DDT doesn't work everywhere. It wasn't nearly as effective
in West African savannah as it was in southern Africa, and
it's hard to apply in remote villages. And some countries,
like Vietnam, have managed to curb malaria without DDT.

But overall, one of the best ways to protect people is to
spray the inside of a hut, about once a year, with DDT.
This uses tiny amounts of DDT - 450,000 people can be
protected with the same amount that was applied in the
1960's to a single 1,000-acre American cotton farm.

Is it safe? DDT was sprayed in America in the 1950's as
children played in the spray, and up to 80,000 tons a year
were sprayed on American crops. There is some research
suggesting that it could lead to premature births, but
humans are far better off exposed to DDT than exposed to
malaria.

I called the World Wildlife Fund, thinking I would get a
fight. But Richard Liroff, its expert on toxins, said he
could accept the use of DDT when necessary in anti-malaria
programs.

"South Africa was right to use DDT," he said. "If the
alternatives to DDT aren't working, as they weren't in
South Africa, geez, you've got to use it. In South Africa
it prevented tens of thousands of malaria cases and saved
lots of lives."

At Greenpeace, Rick Hind noted reasons to be wary of DDT,
but added: "If there's nothing else and it's going to save
lives, we're all for it. Nobody's dogmatic about it."

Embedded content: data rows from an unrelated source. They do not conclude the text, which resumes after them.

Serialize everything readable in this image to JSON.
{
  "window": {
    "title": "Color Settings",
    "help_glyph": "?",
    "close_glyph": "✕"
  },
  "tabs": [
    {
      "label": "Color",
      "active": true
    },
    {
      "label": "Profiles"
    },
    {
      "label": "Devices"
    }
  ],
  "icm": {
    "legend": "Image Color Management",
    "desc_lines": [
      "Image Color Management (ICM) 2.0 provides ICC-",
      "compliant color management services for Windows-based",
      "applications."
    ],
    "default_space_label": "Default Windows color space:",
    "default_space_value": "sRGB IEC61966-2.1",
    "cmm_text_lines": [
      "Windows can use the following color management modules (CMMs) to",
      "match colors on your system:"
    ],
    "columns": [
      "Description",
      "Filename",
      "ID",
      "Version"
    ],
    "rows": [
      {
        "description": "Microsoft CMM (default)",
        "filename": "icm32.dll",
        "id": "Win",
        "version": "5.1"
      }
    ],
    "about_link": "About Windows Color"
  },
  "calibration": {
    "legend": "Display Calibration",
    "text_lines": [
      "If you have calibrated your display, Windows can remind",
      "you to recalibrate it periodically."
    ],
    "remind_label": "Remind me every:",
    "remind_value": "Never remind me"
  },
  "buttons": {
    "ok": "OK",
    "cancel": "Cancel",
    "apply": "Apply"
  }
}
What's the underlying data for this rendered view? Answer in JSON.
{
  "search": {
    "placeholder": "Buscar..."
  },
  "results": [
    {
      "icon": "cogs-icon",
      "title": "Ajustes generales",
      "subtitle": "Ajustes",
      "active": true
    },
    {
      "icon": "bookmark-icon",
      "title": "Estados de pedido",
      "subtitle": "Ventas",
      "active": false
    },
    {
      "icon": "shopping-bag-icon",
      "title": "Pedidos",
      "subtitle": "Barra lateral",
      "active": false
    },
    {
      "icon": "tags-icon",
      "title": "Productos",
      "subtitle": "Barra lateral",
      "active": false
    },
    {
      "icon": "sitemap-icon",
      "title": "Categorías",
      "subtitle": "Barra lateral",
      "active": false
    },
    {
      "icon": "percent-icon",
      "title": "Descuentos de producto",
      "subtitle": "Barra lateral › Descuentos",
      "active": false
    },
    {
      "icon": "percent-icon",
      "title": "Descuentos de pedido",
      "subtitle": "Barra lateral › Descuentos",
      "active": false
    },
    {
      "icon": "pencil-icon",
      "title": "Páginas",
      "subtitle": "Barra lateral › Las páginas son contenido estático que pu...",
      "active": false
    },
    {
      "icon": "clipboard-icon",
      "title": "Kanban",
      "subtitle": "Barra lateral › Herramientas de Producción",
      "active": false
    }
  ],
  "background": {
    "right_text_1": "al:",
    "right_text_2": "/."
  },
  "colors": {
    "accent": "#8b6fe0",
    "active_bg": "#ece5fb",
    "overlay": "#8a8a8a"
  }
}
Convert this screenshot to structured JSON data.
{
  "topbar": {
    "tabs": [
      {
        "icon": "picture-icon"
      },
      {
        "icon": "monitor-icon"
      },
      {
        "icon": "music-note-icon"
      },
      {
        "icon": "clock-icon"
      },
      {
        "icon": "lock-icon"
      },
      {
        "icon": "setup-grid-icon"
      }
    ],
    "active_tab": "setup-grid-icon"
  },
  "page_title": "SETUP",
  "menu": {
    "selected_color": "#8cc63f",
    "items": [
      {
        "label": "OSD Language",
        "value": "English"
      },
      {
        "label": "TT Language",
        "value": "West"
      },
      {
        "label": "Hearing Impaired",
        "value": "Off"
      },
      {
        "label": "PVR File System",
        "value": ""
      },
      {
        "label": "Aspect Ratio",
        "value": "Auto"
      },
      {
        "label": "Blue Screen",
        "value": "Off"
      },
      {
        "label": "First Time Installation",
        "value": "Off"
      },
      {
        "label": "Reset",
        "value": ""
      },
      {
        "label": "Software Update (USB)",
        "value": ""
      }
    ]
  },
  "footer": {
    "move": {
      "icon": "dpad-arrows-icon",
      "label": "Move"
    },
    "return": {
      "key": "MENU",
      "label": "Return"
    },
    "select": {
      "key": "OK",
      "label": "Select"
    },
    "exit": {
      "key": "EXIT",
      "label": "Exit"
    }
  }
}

So why do the U.N. and donor agencies, including the U.S.
Agency for International Development, generally avoid
financing DDT programs? The main obstacle seems to be
bureaucratic caution and inertia. President Bush should cut
through that and lead an effort to fight malaria using all
necessary tools - including DDT.

One of my most exhilarating moments with my children came
when we were backpacking together and spotted a bald eagle.
It was a tragedy that we nearly allowed DDT to wipe out
such magnificent birds, and we should continue to ban DDT
in the U.S.

But it's also tragic that our squeamishness about DDT is
killing more people in poor countries, year in and year
out, than even a once-in-a-century tsunami.